Justement, la loi climat et résilience de juillet dernier vise à accompagner les entreprises dans leur transition écologique. Cependant, cette loi est critiquée car jugée insuffisante. Quel est pour vous le lien actuel entre les mondes politique et économique et quels changements semblent nécessaires ?

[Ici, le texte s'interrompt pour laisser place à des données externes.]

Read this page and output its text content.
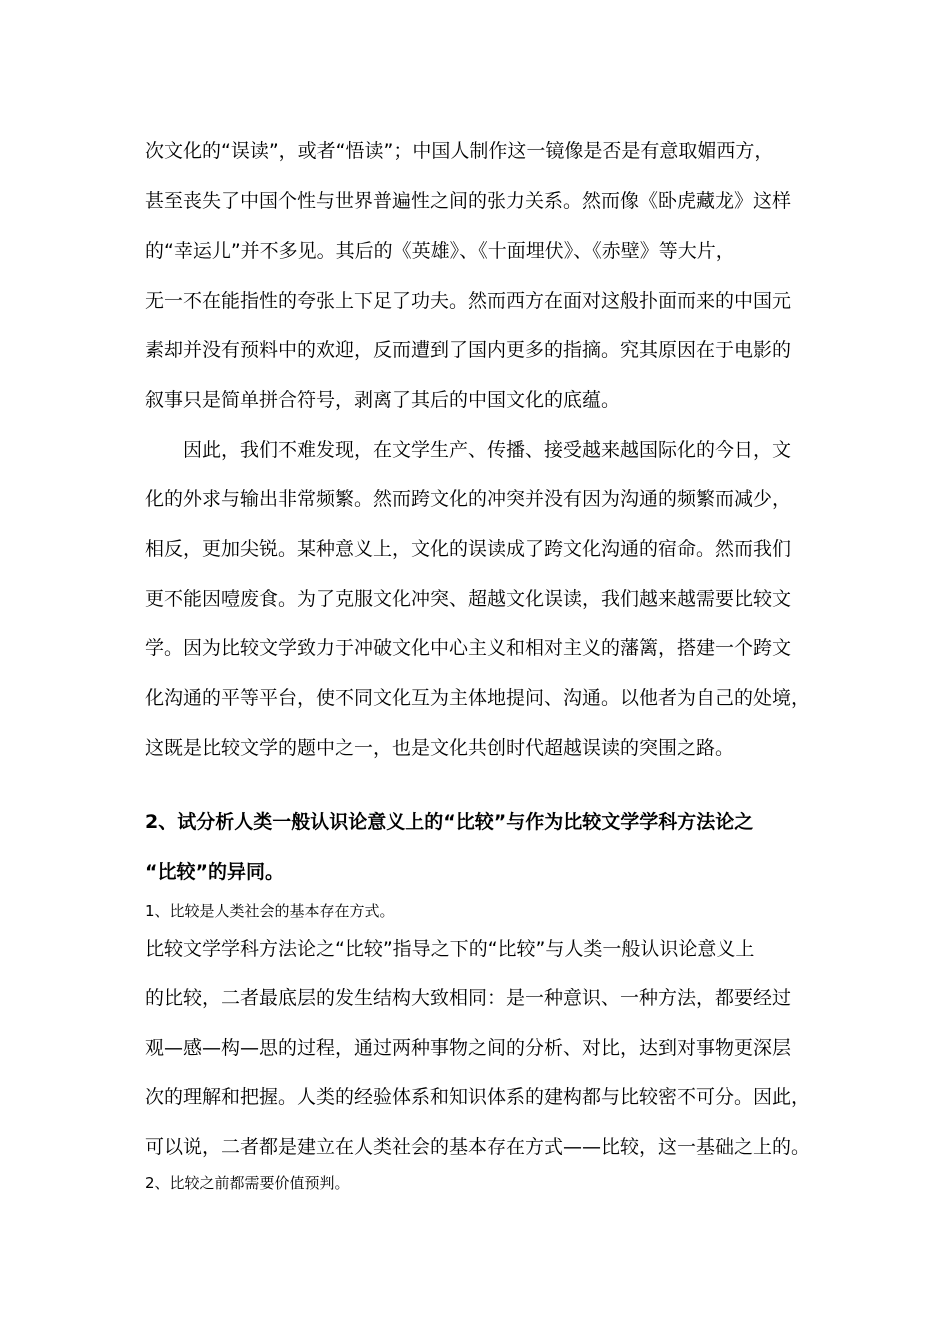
次文化的“误读”，或者“悟读”；中国人制作这一镜像是否是有意取媚西方，
甚至丧失了中国个性与世界普遍性之间的张力关系。然而像《卧虎藏龙》这样
的“幸运儿”并不多见。其后的《英雄》、《十面埋伏》、《赤壁》等大片，
无一不在能指性的夸张上下足了功夫。然而西方在面对这般扑面而来的中国元
素却并没有预料中的欢迎，反而遭到了国内更多的指摘。究其原因在于电影的
叙事只是简单拼合符号，剥离了其后的中国文化的底蕴。
因此，我们不难发现，在文学生产、传播、接受越来越国际化的今日，文
化的外求与输出非常频繁。然而跨文化的冲突并没有因为沟通的频繁而减少，
相反，更加尖锐。某种意义上，文化的误读成了跨文化沟通的宿命。然而我们
更不能因噎废食。为了克服文化冲突、超越文化误读，我们越来越需要比较文
学。因为比较文学致力于冲破文化中心主义和相对主义的藩篱，搭建一个跨文
化沟通的平等平台，使不同文化互为主体地提问、沟通。以他者为自己的处境，
这既是比较文学的题中之一，也是文化共创时代超越误读的突围之路。
2、试分析人类一般认识论意义上的“比较”与作为比较文学学科方法论之
“比较”的异同。
1、比较是人类社会的基本存在方式。
比较文学学科方法论之“比较”指导之下的“比较”与人类一般认识论意义上
的比较，二者最底层的发生结构大致相同：是一种意识、一种方法，都要经过
观—感—构—思的过程，通过两种事物之间的分析、对比，达到对事物更深层
次的理解和把握。人类的经验体系和知识体系的建构都与比较密不可分。因此，
可以说，二者都是建立在人类社会的基本存在方式——比较，这一基础之上的。
2、比较之前都需要价值预判。
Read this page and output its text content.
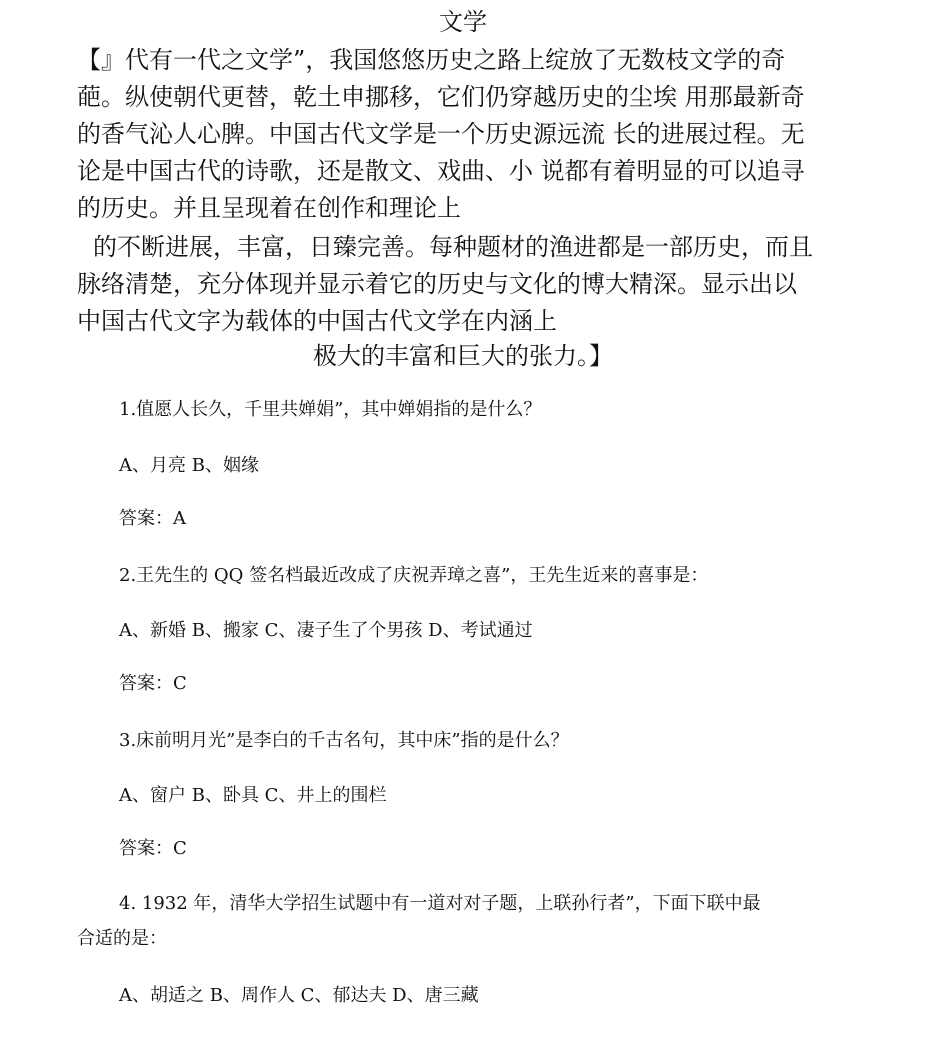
文学
【』代有一代之文学”，我国悠悠历史之路上绽放了无数枝文学的奇
葩。纵使朝代更替，乾土申挪移，它们仍穿越历史的尘埃 用那最新奇
的香气沁人心脾。中国古代文学是一个历史源远流 长的进展过程。无
论是中国古代的诗歌，还是散文、戏曲、小 说都有着明显的可以追寻
的历史。并且呈现着在创作和理论上
的不断进展，丰富，日臻完善。每种题材的渔进都是一部历史，而且
脉络清楚，充分体现并显示着它的历史与文化的博大精深。显示出以
中国古代文字为载体的中国古代文学在内涵上
极大的丰富和巨大的张力。】
1.值愿人长久，千里共婵娟”，其中婵娟指的是什么？
A、月亮 B、姻缘
答案：A
2.王先生的 QQ 签名档最近改成了庆祝弄璋之喜”，王先生近来的喜事是：
A、新婚 B、搬家 C、凄子生了个男孩 D、考试通过
答案：C
3.床前明月光”是李白的千古名句，其中床”指的是什么？
A、窗户 B、卧具 C、井上的围栏
答案：C
4. 1932 年，清华大学招生试题中有一道对对子题，上联孙行者”，下面下联中最
合适的是：
A、胡适之 B、周作人 C、郁达夫 D、唐三藏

C’est un sujet vraiment compliqué. Dans l’industrie automobile, il faut dire que l’on n’était pas favorable à la pente des engagements, ils s’y sont imposés. En effet, nous avons estimé que cette pente allait entraîner des adaptations extrêmement brutales par opposition à ce qu’auraient pu être ces adaptations face à une pente moins importante. On voit immédiatement les problèmes qui s’opposent : il faut aller vite parce qu’il y a urgence, mais il faut progresser rapidement tout en ayant une maîtrise sociale. C’est là que se situe toute la difficulté. Il faut confronter les opinions pour essayer de trouver des solutions en commun. Je ne pense pas qu’il faille opposer les uns et les autres, notamment sur la vitesse d’adaptation.
Pour conclure, pour vous le World Forum, c’est quoi ?
Je dirais que c’est un lieu d’échange et de témoignage, un lieu qui peut permettre effectivement d’entraîner d’autres acteurs dans la démarche.